Martin Aubé est récipiendaire du prix Galileo de l’International Dark-Sky Association (IDA).

Le travail de Martin Aubé reconnu à l'international

Le physicien Martin Aubé, aussi connu comme défenseur du ciel, s’est vu attribuer le 10 octobre dernier le prix Galileo 2018 de l’International Dark-Sky Association (IDA). Cet honneur lui est décerné pour sa contribution dans la recherche sur la pollution lumineuse, la lumière superficielle perçue la nuit, dont multiples chercheurs à travers le monde s’inspirent aujourd’hui.

Depuis maintenant 16 ans, M. Aubé, professeur au Cégep de Sherbrooke, fait partie des acteurs importants de l’étude des impacts de la lumière sur l’environnement, mais aussi sur la santé humaine, animale et végétale.

L’innovation la plus marquante du professeur est d’ailleurs la conception d’un spectromètre, un appareil pouvant estimer les aérosols nocturnes à partir de la mesure de la pollution lumineuse.

Il en a été le premier investigateur et maintenant, plusieurs pays possèdent un exemplaire de cette machine, qui calcule les effets que produit chaque couleur de lumière.

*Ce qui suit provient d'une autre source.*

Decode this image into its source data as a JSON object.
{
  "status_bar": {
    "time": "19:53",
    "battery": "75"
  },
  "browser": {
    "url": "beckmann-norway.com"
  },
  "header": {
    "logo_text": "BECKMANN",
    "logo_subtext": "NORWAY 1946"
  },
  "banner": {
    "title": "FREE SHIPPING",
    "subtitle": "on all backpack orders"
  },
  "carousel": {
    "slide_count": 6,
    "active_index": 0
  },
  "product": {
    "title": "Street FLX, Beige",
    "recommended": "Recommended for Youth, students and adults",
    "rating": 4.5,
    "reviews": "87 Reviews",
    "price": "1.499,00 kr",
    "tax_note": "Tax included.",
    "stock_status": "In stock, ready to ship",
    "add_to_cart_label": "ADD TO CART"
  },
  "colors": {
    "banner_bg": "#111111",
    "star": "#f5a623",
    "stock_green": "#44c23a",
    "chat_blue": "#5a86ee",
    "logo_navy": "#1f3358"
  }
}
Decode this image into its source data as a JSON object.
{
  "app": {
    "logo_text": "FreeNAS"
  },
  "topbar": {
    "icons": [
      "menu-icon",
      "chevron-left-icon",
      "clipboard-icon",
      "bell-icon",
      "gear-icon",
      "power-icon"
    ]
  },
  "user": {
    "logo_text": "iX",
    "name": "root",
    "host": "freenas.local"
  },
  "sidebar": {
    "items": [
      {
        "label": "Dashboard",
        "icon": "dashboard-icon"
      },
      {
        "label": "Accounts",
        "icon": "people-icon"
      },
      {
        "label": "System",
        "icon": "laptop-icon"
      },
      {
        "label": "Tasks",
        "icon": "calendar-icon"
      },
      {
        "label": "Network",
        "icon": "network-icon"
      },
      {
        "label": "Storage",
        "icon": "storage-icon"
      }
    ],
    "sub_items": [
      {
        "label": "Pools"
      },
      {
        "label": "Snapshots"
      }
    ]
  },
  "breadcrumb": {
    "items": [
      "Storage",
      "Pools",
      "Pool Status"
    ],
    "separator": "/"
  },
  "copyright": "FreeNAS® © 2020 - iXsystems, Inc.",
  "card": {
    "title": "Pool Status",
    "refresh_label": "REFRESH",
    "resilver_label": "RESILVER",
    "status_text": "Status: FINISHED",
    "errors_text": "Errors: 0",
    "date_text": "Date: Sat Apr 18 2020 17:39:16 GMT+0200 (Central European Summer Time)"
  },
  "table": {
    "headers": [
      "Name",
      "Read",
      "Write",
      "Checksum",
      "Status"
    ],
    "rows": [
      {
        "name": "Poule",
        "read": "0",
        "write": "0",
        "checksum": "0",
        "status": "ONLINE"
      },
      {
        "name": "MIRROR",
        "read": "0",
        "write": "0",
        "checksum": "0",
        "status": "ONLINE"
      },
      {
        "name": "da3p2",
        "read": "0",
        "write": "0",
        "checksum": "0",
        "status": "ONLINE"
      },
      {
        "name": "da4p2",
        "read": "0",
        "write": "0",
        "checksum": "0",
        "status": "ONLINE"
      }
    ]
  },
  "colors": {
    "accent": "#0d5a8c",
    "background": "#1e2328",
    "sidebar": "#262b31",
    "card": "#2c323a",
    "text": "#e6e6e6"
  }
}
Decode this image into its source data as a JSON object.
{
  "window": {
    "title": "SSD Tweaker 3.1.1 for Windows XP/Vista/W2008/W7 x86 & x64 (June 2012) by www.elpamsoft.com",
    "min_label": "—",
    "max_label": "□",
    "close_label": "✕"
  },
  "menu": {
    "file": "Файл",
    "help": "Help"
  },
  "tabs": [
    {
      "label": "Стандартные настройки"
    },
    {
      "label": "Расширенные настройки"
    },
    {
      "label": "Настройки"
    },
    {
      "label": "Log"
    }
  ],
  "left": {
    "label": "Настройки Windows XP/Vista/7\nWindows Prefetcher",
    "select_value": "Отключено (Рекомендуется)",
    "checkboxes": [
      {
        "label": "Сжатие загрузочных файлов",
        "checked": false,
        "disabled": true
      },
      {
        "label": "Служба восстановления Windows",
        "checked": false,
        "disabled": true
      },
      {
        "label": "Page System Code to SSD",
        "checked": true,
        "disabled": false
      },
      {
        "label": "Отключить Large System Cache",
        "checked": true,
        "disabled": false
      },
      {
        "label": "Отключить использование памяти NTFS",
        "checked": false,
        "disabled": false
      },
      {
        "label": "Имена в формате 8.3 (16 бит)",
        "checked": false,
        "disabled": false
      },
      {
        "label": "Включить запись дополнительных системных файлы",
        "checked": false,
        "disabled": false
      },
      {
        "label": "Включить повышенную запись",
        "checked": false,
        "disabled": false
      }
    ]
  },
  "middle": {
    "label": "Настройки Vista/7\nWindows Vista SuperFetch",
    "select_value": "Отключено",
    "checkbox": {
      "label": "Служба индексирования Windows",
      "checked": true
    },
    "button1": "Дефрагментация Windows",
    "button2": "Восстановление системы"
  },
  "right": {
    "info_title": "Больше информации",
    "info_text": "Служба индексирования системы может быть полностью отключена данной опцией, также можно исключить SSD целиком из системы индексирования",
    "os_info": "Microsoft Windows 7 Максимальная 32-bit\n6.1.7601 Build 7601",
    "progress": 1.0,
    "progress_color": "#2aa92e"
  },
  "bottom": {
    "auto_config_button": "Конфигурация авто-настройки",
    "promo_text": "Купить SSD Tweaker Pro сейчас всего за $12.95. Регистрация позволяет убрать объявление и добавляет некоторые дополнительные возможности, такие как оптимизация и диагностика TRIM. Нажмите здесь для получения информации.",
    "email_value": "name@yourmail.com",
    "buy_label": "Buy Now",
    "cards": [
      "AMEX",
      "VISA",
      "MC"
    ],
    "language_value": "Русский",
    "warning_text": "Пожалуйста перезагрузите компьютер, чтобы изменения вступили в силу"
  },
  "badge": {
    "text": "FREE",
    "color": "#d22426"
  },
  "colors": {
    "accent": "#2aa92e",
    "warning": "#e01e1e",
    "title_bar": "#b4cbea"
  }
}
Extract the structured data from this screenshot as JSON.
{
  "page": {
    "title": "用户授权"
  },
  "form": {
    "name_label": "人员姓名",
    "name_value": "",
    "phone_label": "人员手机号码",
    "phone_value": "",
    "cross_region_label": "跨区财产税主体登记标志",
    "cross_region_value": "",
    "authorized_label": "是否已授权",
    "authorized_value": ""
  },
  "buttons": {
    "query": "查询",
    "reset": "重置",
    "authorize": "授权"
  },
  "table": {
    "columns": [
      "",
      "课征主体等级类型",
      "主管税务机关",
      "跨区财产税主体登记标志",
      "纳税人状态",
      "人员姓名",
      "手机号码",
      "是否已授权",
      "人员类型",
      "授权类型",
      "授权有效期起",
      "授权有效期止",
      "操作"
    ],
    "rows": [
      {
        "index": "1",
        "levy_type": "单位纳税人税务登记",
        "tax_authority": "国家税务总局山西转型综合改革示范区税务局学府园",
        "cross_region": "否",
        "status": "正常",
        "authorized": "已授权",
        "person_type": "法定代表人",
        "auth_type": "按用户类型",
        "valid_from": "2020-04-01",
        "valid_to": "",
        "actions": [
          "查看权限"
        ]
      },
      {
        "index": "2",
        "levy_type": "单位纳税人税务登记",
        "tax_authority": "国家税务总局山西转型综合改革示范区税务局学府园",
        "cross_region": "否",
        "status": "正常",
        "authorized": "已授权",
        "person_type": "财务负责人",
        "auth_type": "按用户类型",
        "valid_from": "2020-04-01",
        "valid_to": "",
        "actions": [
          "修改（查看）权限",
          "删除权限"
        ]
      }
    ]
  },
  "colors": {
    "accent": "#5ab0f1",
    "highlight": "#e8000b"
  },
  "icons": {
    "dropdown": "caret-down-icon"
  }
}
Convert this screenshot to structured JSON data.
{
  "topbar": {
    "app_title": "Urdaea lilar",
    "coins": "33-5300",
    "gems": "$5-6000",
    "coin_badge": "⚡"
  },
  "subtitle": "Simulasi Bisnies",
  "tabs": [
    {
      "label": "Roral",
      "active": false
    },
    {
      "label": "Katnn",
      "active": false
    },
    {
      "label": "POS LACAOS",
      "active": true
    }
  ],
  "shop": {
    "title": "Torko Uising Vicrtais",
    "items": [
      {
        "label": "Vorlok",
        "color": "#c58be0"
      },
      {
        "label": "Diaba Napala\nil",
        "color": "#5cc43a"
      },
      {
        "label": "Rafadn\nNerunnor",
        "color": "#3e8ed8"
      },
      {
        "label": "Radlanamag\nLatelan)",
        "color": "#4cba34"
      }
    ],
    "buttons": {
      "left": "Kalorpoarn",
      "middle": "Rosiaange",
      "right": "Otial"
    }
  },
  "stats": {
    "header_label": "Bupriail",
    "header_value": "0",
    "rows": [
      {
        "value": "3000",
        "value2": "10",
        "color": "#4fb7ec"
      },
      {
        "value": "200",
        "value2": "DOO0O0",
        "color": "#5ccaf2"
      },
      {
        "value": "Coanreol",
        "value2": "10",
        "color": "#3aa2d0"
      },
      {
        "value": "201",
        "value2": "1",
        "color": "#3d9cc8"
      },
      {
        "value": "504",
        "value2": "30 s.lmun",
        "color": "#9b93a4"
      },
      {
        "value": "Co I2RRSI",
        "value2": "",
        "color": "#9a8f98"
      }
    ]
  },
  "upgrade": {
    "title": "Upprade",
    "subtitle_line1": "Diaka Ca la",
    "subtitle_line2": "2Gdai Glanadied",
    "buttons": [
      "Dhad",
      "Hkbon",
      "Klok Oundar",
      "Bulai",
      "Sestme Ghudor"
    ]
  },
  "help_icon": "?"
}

Actuellement, il développe un nouvel appareil ayant les mêmes fonctions, mais étant moins coûteux et moins compliqué à construire. En avril, une étude réalisée à Madrid et à Barcelone et co-écrite par M. Aubé confirmait qu’il y a un lien entre la lumière bleue et certaines formes de cancer. En lien avec cette découverte, il s’attarde à des couleurs précises pour sa machine, dont la bleue (lumières LED) qui serait néfaste ou la jaune qui serait la moins dangereuse.

« Au lieu d’étudier toutes les couleurs de l’arc-en-ciel en détail, ce qu’on a fait c’est un appareil quatre couleurs », précise-t-il.

La machine sera d’ailleurs testée pour la première fois la semaine prochaine, au Maroc.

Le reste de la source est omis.